(let me preface this post by saying that I by no means intend to insult anyone with this post, I am a million bajillion times more critical of myself than I would ever be of anyone else)
I know I've read it a hundred times and said it a hundred times-happy momma=happy baby etc. BUT I bought a can of formula today. I feel very disappointed in myself. I've been bf'ing at home and pumping at work for most of DS's life (tried some formula when he was very young) I work long shifts and have to pump in the car or in the back of the ambulance with my (very male) partner sitting up front 3 times per day. I work as a paramedic and given the nature of the job I can't really predict my pumping times. I can't keep up with him anymore. I only have 2 or 3 days worth of BM in the freezer. I am the only Mommy at my job that has even attempted to pump and BF this long but I still feel rotten about it.

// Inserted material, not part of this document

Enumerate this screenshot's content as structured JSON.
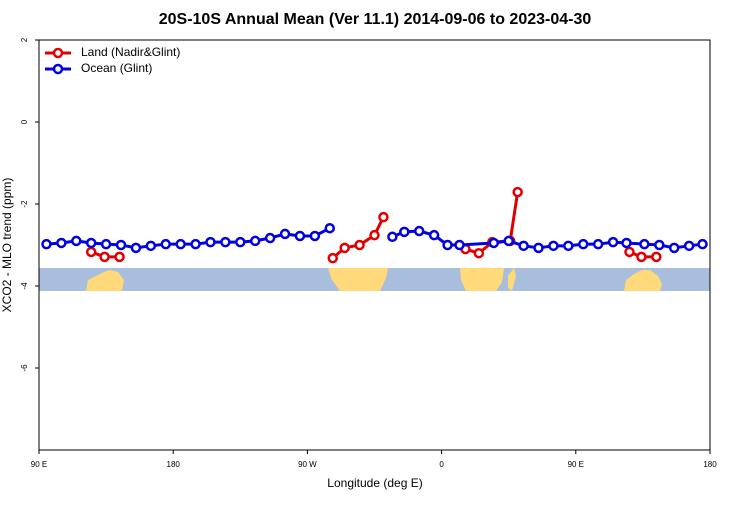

I feel lazy, like if I tried harder I could make it work. I feel like I'm not doing right by DS, that he'll miss out on the benefits of BF'ing.
I still intend (if I'm able) to BF as often as possible at home and pump some at work but supplement with formula. I just don't think he's getting enough right now. He wakes at night a lot to eat. He's a big baby but he dropped from 98% to 75% between 4 and 6 months.
Argh I just hate this. Please remind me that I am not the monster that I am making myself out to be.